My bad, but I would never been aware of it if not for your comment.

That’s clearly bullshit because if the user sets a system wide theme and your appLICATION follows that theme, then your appLICATION is not going to be any harder to use than the system itself nor any other appLICATION using native widgets.

What is actually happening is designers are forcing non-native controls, in part because web technologies have infested every corner of software development these days. Unsurprisingly, those non-native widgets break in a plethora of ways when the system diverges even marginally from the OS defaults.

And instead of those designers admitting that they fucked up, they instead double down on their contempt for their users.

Also, can we please not call desktop applications “apps” in response to an article about an OS that predates smartphones by several decades.


and then they engage with the app less or even churn.

If your content is so poor that a change of colors can make people leave, then perhaps your content is not worth having.


The colors is part of the content of the product. And it's not that it is 100% more likely for someone to leave sooner, but that it increases the probability that people leave sooner.

It really isn’t, unless it’s a picture or a movie.

I don’t “engage” with products that infantilise me and won’t give me the rope to hang myself with, I endure them, and only to the extent I have to.

It's not about infantilizarion. It's about delivering a product that consistently offers a high quality user experience to the user.

When that user experience clashes with a sufficiently knowledgeable user, then the user experience is the problem.
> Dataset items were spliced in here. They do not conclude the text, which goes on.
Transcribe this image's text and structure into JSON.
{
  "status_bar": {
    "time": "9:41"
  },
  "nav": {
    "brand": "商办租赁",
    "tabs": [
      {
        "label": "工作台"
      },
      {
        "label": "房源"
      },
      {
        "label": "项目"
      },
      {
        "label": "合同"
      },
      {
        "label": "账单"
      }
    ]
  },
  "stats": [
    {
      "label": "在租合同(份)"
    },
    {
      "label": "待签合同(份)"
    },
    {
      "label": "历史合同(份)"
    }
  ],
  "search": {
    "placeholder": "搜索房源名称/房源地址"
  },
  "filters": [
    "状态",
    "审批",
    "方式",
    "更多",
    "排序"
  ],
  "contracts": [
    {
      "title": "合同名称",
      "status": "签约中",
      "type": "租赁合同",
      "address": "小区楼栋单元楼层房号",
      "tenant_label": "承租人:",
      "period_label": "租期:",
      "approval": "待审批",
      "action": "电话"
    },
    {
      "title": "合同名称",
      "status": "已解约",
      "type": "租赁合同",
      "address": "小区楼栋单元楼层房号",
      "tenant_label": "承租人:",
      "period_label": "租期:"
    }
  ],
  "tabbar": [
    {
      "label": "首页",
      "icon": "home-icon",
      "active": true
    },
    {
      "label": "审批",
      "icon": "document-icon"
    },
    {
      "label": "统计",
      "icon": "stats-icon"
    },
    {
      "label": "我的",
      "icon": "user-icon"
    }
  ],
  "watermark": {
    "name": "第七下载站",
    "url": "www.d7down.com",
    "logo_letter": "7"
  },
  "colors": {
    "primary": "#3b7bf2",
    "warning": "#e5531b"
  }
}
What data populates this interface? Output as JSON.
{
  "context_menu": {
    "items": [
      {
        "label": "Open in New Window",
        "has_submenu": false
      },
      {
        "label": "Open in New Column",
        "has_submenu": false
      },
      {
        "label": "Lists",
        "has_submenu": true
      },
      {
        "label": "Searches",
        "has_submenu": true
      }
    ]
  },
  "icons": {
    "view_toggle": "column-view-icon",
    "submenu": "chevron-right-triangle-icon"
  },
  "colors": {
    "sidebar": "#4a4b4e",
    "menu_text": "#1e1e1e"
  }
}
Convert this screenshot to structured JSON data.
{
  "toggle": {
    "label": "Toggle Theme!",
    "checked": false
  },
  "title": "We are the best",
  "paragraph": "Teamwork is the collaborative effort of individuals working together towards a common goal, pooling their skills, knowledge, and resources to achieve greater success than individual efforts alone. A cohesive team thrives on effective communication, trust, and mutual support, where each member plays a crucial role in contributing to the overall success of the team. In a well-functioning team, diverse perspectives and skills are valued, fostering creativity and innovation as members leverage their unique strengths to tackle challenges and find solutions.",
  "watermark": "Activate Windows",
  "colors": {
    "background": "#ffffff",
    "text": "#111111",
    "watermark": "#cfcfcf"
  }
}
> Designers need to be careful to not give people rope for them to hang themselves with.

See Win 95 resolution change workflow.

This was 20 years ago. A lot of knowledge was lost since then.


People who are more likely to customize their app are more likely power users, therefore they're going to engage with the app more anyways.

Why would someone changing app colors to ones they specifically chose make them use the app less? There is no logic in that statement.


This sounds much like a post hoc justification for having not bothered to go to the effort to implement the ability to allow anyone (power users or otherwise) the freedom to customize the "app" to their liking.